Deciding where and when to write, for me, just takes the will to do so. Much like every other decision in life, your mindset, desire to achieve and of course passion, is pretty much all you need. Pictures of the perfect space overlooking the ocean, a soft gentle breeze caressing your body, the sound of birds chirping in the background all conjure up the ideal space for inspiration.

But in essence all I need is a moment to think, a moment to notice, a moment to put it all down on virtual paper. Most times I’m writing while sitting up in my bed with the family busy bodying around, watching their favourite TV series, asking questions, telling stories about their day. If I couldn’t find a moment within that familial chaos, I’d never find the time to relax and share my thoughts.

Growing up in a large family, you soon learn how to zone out to spend much needed time in your own world, to virtually go where you want to go. To that dreamland where everything you’ve every wished for comes true. To that tennis match where you’ve served yet another ace and won the final in shiny glory. To that mountain top gazing upon the ocean view watching the sun set. To that small but intimate group of friends where you laugh, share and learn to love.

So do I need a special space to write? I guess not. Wherever I am, I make it that special space not only to write, but to simply be.

What’s your CHOICE

This morning at work, one of my colleagues asked me with acute curiosity and a bit of disgust – “Why are you so cheerful this morning?” And without thought I answered, “This morning I woke up and chose to be happy.” There was nothing different about today. It was raining cats and dogs (oh and by the way, I love the rain). There was no great bit of news. I did not win the lottery. I did not get a raise. And I still don’t have any grandchildren.

But just the act of choosing to be happy. I. WAS. HAPPY.

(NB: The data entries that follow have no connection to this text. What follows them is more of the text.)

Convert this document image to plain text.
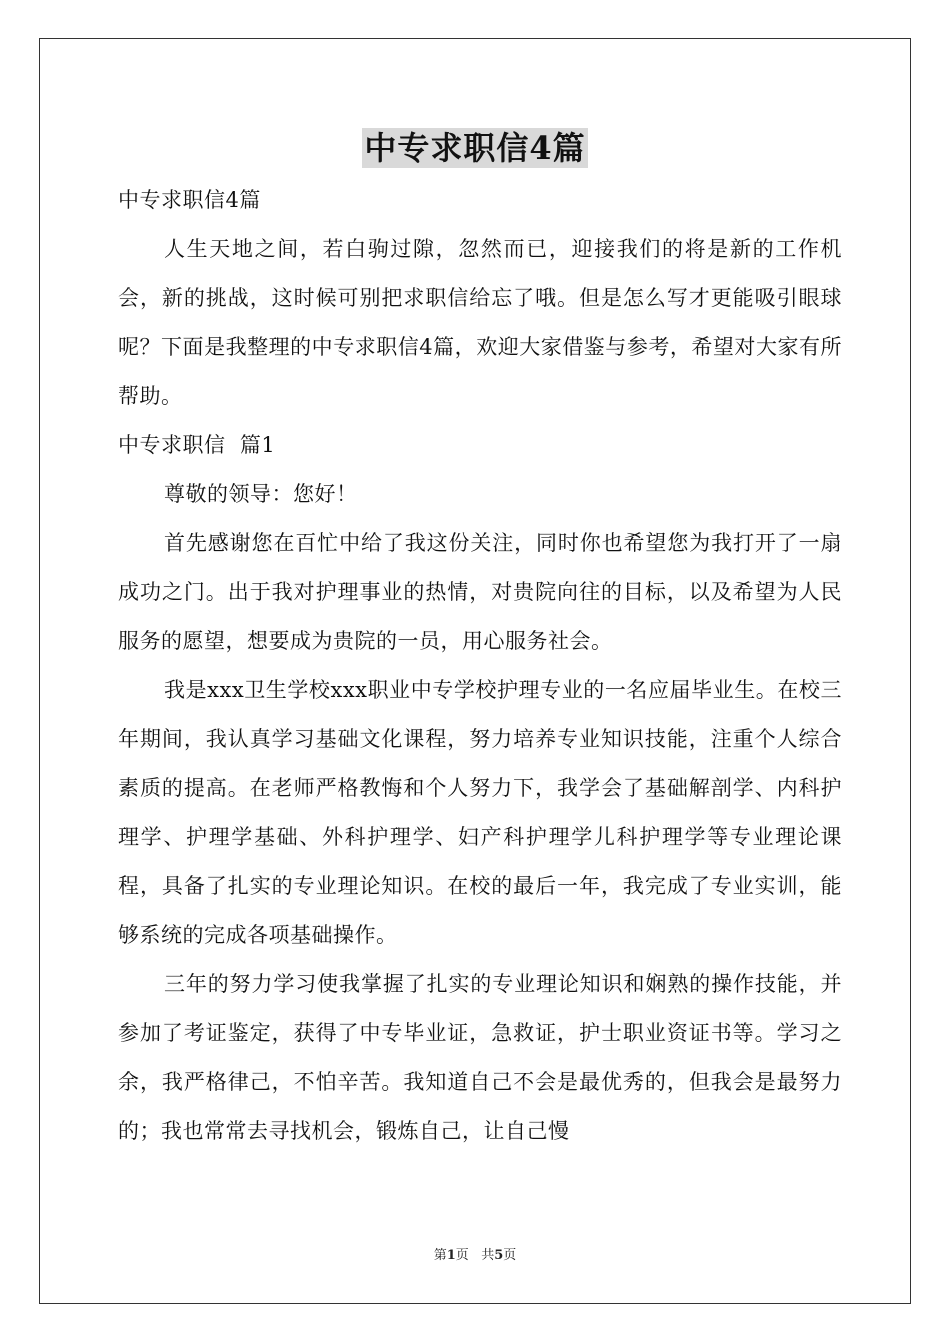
中专求职信4篇

中专求职信4篇

人生天地之间，若白驹过隙，忽然而已，迎接我们的将是新的工作机会，新的挑战，这时候可别把求职信给忘了哦。但是怎么写才更能吸引眼球呢？下面是我整理的中专求职信4篇，欢迎大家借鉴与参考，希望对大家有所帮助。

中专求职信  篇1

尊敬的领导：您好！

首先感谢您在百忙中给了我这份关注，同时你也希望您为我打开了一扇成功之门。出于我对护理事业的热情，对贵院向往的目标，以及希望为人民服务的愿望，想要成为贵院的一员，用心服务社会。

我是xxx卫生学校xxx职业中专学校护理专业的一名应届毕业生。在校三年期间，我认真学习基础文化课程，努力培养专业知识技能，注重个人综合素质的提高。在老师严格教悔和个人努力下，我学会了基础解剖学、内科护理学、护理学基础、外科护理学、妇产科护理学儿科护理学等专业理论课程，具备了扎实的专业理论知识。在校的最后一年，我完成了专业实训，能够系统的完成各项基础操作。

三年的努力学习使我掌握了扎实的专业理论知识和娴熟的操作技能，并参加了考证鉴定，获得了中专毕业证，急救证，护士职业资证书等。学习之余，我严格律己，不怕辛苦。我知道自己不会是最优秀的，但我会是最努力的；我也常常去寻找机会，锻炼自己，让自己慢

第1页   共5页
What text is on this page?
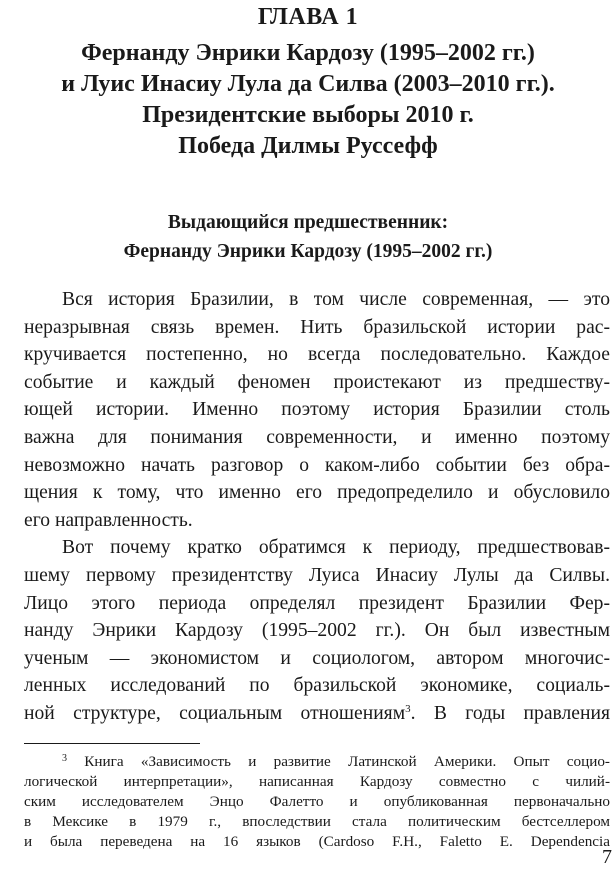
ГЛАВА 1
Фернанду Энрики Кардозу (1995–2002 гг.)
и Луис Инасиу Лула да Силва (2003–2010 гг.).
Президентские выборы 2010 г.
Победа Дилмы Руссефф
Выдающийся предшественник:
Фернанду Энрики Кардозу (1995–2002 гг.)
Вся история Бразилии, в том числе современная, — это
неразрывная связь времен. Нить бразильской истории рас-
кручивается постепенно, но всегда последовательно. Каждое
событие и каждый феномен проистекают из предшеству-
ющей истории. Именно поэтому история Бразилии столь
важна для понимания современности, и именно поэтому
невозможно начать разговор о каком-либо событии без обра-
щения к тому, что именно его предопределило и обусловило
его направленность.
Вот почему кратко обратимся к периоду, предшествовав-
шему первому президентству Луиса Инасиу Лулы да Силвы.
Лицо этого периода определял президент Бразилии Фер-
нанду Энрики Кардозу (1995–2002 гг.). Он был известным
ученым — экономистом и социологом, автором многочис-
ленных исследований по бразильской экономике, социаль-
ной структуре, социальным отношениям$^3$. В годы правления
$^3$ Книга «Зависимость и развитие Латинской Америки. Опыт социо-
логической интерпретации», написанная Кардозу совместно с чилий-
ским исследователем Энцо Фалетто и опубликованная первоначально
в Мексике в 1979 г., впоследствии стала политическим бестселлером
и была переведена на 16 языков (Cardoso F.H., Faletto E. Dependencia
7
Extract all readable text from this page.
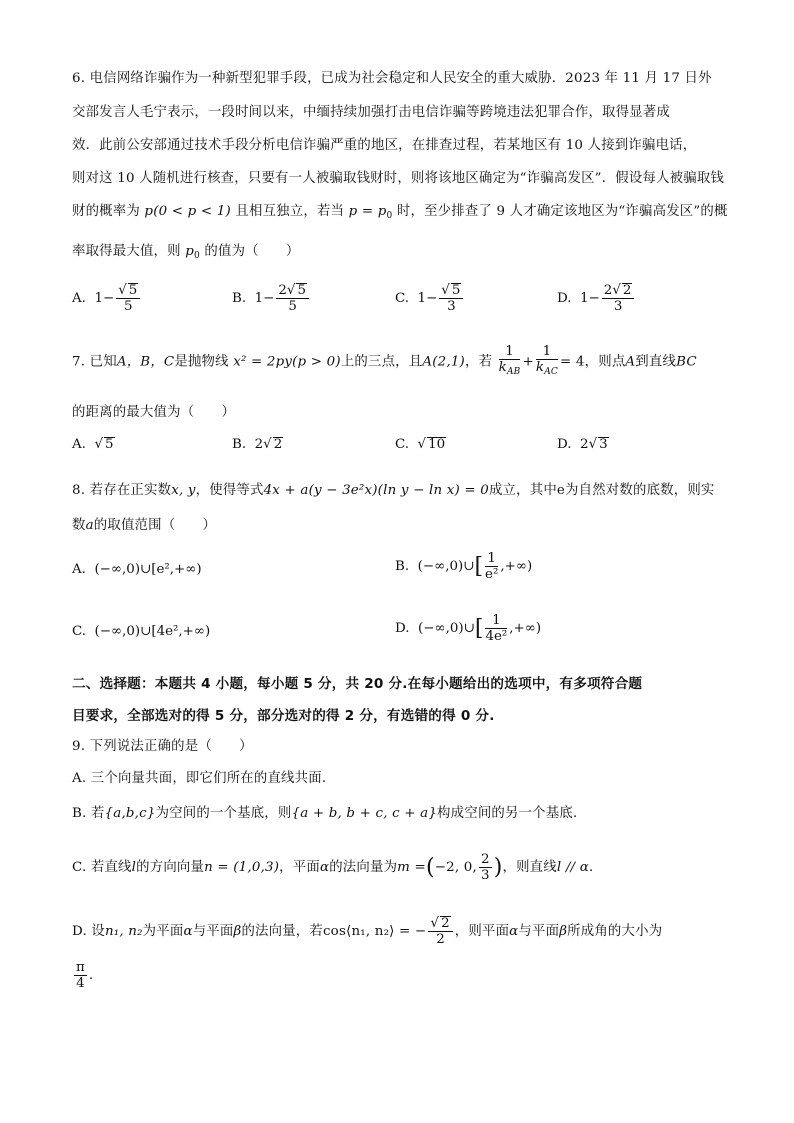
6. 电信网络诈骗作为一种新型犯罪手段，已成为社会稳定和人民安全的重大威胁．2023 年 11 月 17 日外
交部发言人毛宁表示，一段时间以来，中缅持续加强打击电信诈骗等跨境违法犯罪合作，取得显著成
效．此前公安部通过技术手段分析电信诈骗严重的地区，在排查过程，若某地区有 10 人接到诈骗电话，
则对这 10 人随机进行核查，只要有一人被骗取钱财时，则将该地区确定为“诈骗高发区”．假设每人被骗取钱
财的概率为 p(0 < p < 1) 且相互独立，若当 $p = p_0$ 时，至少排查了 9 人才确定该地区为“诈骗高发区”的概
率取得最大值，则 $p_0$ 的值为（　　）
A. $1- \frac{√ 5}{5}$	B. $1- \frac{2√ 5}{5}$	C. $1- \frac{√ 5}{3}$	D. $1- \frac{2√ 2}{3}$
7. 已知A，B，C是抛物线 x² = 2py(p > 0)上的三点，且A(2,1)，若 $\frac{1}{k_{AB}} + \frac{1}{k_{AC}} = 4$，则点A到直线BC
的距离的最大值为（　　）
A. √ 5	B. 2√ 2	C. √ 10	D. 2√ 3
8. 若存在正实数x, y，使得等式4x + a(y − 3e²x)(ln y − ln x) = 0成立，其中e为自然对数的底数，则实
数a的取值范围（　　）
A. (−∞,0)∪[e²,+∞)	B. (−∞,0)∪[ $\frac{1}{\text{e²}}$ ,+∞)
C. (−∞,0)∪[4e²,+∞)	D. (−∞,0)∪[ $\frac{1}{\text{4e²}}$ ,+∞)
二、选择题：本题共 4 小题，每小题 5 分，共 20 分.在每小题给出的选项中，有多项符合题
目要求，全部选对的得 5 分，部分选对的得 2 分，有选错的得 0 分.
9. 下列说法正确的是（　　）
A. 三个向量共面，即它们所在的直线共面．
B. 若{a,b,c}为空间的一个基底，则{a + b, b + c, c + a}构成空间的另一个基底．
C. 若直线l的方向向量n = (1,0,3)，平面α的法向量为m =(−2, 0, $\frac{2}{3}$ )，则直线l // α．
D. 设n₁, n₂为平面α与平面β的法向量，若cos⟨n₁, n₂⟩ = − $\frac{√ 2}{2}$ ，则平面α与平面β所成角的大小为
$\frac{\pi}{4}$ .
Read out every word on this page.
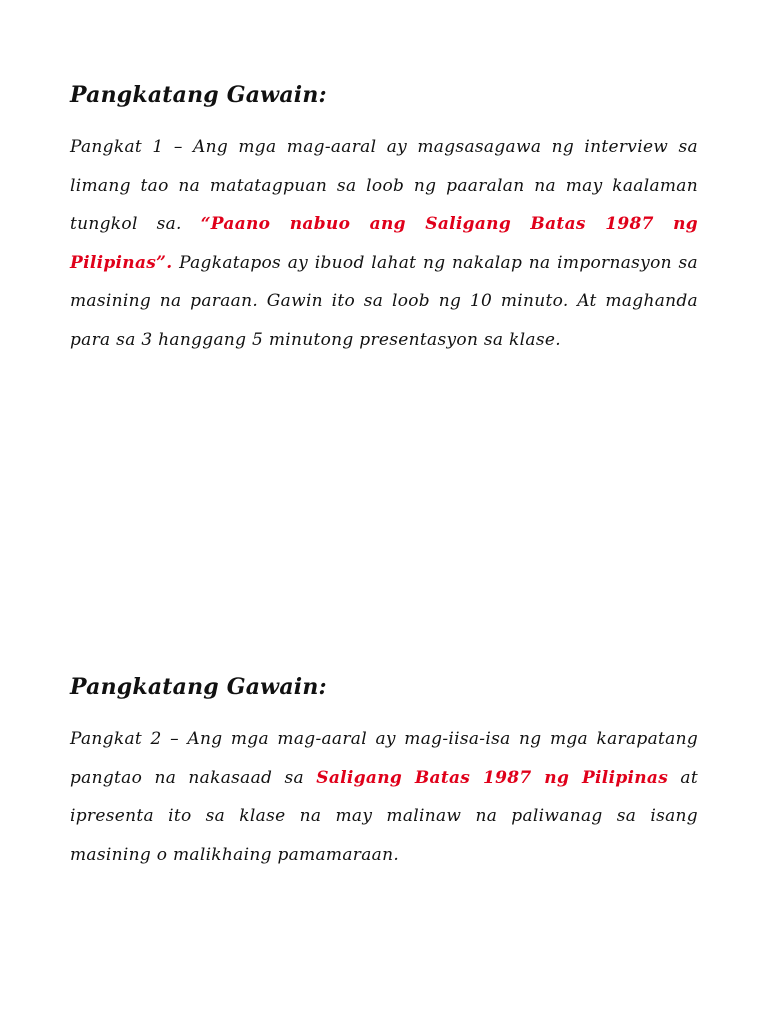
Pangkatang Gawain:

Pangkat 1 – Ang mga mag-aaral ay magsasagawa ng interview sa limang tao na matatagpuan sa loob ng paaralan na may kaalaman tungkol sa. “Paano nabuo ang Saligang Batas 1987 ng Pilipinas”. Pagkatapos ay ibuod lahat ng nakalap na impornasyon sa masining na paraan. Gawin ito sa loob ng 10 minuto. At maghanda para sa 3 hanggang 5 minutong presentasyon sa klase.

Pangkatang Gawain:

Pangkat 2 – Ang mga mag-aaral ay mag-iisa-isa ng mga karapatang pangtao na nakasaad sa Saligang Batas 1987 ng Pilipinas at ipresenta ito sa klase na may malinaw na paliwanag sa isang masining o malikhaing pamamaraan.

And that’s the power of choice. Life is all about choice in everything that we do. And there are always only two choices.

To be happy or sad
To move forward or stay where you are
To forgive or to forever be resentful
To love or to hate
To drink red wine or ice cold bubbly
To exercise or to lay on the couch
To sit on the sand or to swim in the sea
To tell the truth or to lie
To laugh or to cry

Our life is one choice after another. The hard part is taking ownership of our lives and realising that the choice is always ours.

My love of lists

So I’ve been wanting to get back into my blogging for a while now and to do so I realised I needed a little help.  Well maybe a lot.  OK !  I needed a great big fire under you know where to start again.  So I’ve enlisted with WordPress to send me topics every day to get me going.

Lo and behold I’ve been sent the greatest of gifts.  I need to make a list.  You cannot imagine my joy.  Just to put things into perspective.  I’m the type of person who will leave home on a Saturday morning with a list of things to do and, as I complete each task, I take enormous pleasure in crossing them off.  So much so that if I do something that’s not on the list, I immediately write it on the list and then, with the greatest of satisfaction, I cross it off.  LOL. I laugh at myself all the time, so you can too.

So here are my lists for today’s writing challenge:

Things I Like
Ice cold Bubbly
Unexpected visits from friends
Fam Jams (family get togethers)
Things I’ve Learned
Trust your judgement
Parents are your biggest fans – appreciate them
Honesty, integrity and hard work will get you everywhere, eventually
You can be your worst enemy – stop beating up on yourself
Always but always do the right thing
Things I Wish
I could see into the future
I could protect my children forever
I could fly
I understood the value of my parents while they were alive
I could see how people see me
Things You’re Good At
Bringing people together
Drinking ice cold bubbly

Go ahead! I dare you to make your own list!